Encarcelado por sádicos ataques contra animales salvajes
Si la caza en sí es ya un acto de brutalidad aunque, eso sí, legal en ocasiones, esta vez la noticia lleva componentes que la hace todavía más terrible, si cabe. Vídeos repugnantes, que no podían verse sin que removieran el estómago, perros de caza malheridos y malcurados en casa para no levantar sospechas o, llevándose la peor parte, tejones y zorros atacados de un modo cruel y despiadado por un tipo británico que ha dado con sus huesos en la cárcel por cometer estos delitos de maltrato animal.

Sus cacerías eran unas luchas encarnizadas entre sus perros y los animales, que él se encargaba de llevar al extremo y, por supuesto, de grabar en vídeo.
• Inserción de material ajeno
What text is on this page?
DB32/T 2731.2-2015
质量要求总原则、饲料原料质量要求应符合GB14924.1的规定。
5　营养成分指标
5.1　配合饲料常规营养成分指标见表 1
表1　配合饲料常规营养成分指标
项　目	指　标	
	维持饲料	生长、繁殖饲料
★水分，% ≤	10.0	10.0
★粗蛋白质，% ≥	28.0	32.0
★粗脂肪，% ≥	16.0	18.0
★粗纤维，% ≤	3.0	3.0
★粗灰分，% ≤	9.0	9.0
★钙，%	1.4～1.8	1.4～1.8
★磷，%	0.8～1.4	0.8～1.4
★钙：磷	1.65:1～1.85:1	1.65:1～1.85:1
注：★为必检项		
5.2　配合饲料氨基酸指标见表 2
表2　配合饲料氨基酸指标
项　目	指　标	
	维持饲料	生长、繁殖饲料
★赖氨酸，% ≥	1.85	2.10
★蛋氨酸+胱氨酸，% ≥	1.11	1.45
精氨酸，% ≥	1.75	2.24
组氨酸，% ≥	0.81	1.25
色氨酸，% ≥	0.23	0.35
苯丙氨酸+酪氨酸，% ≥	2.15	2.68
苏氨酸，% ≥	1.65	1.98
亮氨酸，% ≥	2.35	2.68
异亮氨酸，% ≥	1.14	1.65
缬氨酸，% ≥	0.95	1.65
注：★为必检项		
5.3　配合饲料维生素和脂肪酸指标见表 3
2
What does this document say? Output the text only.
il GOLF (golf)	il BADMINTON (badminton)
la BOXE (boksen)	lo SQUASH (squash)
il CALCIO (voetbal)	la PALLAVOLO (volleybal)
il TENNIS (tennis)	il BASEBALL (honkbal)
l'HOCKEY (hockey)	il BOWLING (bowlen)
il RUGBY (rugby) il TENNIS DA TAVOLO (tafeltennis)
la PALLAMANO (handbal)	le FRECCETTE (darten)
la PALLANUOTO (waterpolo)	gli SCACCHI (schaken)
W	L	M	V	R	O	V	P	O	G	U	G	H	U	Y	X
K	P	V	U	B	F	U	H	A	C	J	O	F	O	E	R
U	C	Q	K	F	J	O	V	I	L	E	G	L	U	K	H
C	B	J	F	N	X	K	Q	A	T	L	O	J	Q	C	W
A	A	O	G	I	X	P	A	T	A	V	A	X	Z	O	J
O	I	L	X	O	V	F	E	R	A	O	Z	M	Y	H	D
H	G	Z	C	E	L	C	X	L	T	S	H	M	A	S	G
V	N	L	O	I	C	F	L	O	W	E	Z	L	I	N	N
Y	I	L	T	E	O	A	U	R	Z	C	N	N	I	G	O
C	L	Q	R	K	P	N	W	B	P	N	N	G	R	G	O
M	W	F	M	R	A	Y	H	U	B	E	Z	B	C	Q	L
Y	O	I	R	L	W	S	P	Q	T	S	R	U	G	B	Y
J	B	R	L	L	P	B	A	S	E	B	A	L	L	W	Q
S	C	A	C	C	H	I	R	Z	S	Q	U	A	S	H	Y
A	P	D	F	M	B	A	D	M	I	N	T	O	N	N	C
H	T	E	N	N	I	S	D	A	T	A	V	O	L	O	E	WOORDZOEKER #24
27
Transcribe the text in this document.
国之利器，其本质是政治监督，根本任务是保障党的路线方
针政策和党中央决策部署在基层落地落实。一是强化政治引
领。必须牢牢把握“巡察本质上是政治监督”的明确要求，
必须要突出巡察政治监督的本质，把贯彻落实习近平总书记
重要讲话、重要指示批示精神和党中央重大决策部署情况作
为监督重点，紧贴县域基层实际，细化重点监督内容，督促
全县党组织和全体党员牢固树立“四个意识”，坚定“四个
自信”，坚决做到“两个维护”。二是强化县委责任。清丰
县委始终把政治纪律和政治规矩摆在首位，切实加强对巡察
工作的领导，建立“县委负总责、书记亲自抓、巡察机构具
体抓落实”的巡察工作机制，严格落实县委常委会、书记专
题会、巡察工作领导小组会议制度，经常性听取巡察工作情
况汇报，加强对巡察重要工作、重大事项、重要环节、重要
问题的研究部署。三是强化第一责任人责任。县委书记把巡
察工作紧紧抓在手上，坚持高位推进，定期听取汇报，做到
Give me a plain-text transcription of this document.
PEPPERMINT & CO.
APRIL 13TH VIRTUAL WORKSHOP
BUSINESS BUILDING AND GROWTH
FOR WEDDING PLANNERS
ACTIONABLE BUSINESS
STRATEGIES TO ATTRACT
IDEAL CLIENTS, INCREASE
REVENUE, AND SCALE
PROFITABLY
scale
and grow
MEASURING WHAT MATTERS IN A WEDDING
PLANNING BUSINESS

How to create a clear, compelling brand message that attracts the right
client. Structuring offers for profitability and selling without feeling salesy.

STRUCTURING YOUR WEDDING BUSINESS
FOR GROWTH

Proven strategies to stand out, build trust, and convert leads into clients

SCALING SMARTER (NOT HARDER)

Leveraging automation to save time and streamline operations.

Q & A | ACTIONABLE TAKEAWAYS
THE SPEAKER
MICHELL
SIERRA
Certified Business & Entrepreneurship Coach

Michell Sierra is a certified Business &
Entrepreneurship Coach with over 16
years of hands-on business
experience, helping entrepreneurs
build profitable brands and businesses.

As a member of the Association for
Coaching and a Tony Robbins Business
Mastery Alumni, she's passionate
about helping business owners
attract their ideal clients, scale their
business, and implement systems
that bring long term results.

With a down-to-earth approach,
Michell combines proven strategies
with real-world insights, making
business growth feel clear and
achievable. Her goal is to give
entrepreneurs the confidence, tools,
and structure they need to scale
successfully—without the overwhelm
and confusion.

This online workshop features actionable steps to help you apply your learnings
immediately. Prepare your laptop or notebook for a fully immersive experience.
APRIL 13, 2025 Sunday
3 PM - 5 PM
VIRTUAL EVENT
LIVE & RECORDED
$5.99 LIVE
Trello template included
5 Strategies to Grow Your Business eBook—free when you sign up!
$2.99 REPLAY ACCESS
Ahora, un par de años después de ser pillado y denunciado, el angelito ha podido ser encarcelado durante casi seis meses tras admitir haber usado a sus pobres perros para matar tejones y zorros en una serie de ataques brutales.

En concreto, admitió nueve cargos en el Juzgado de Paz de Burton upon Trent, Staffordshire, lo que significaba que era responsable de una “crueldad increíblemente maliciosa y sádica con los animales”, apunta la RSPCA, la asociación que lo llevó ante los tribunales.

La condena incluye 24 semanas en prisión preventiva y la prohibición de por vida de tener animales de ningún tipo, así como la confiscación de sus perros y equipos utilizados para el cebado y la caza.

La RSPCA relata que sus inspectores pasaron dos años investigando el caso, hasta que finalmente consiguieron identificar al culpable gracias al análisis de una voz humana que se escuchaba en la grabación, como fondo de unas tremendas imágenes que mostraban a un tejón que había quedado atrapado en un cebo. En vídeos similares se ven tejones con miembros amputados intentando defenderse de los perros, por suerte también con voces lejanas que sirvieron para dar con él.

“Después de todos mis años de trabajo en bienestar de los animales, todavía me resulta chocante que alguien deliberadamente entre en el campo con sus perros, con la única intención de infligir un sufrimiento inimaginable a un animal salvaje para su propio y retorcido placer. Pero todavía es más triste saber que a día de hoy hay muchos otros que están haciendo este tipo de cosas en Inglaterra y Gales”, se lamenta Ian Briggs, jefe de la unidad especial de la RSPCA.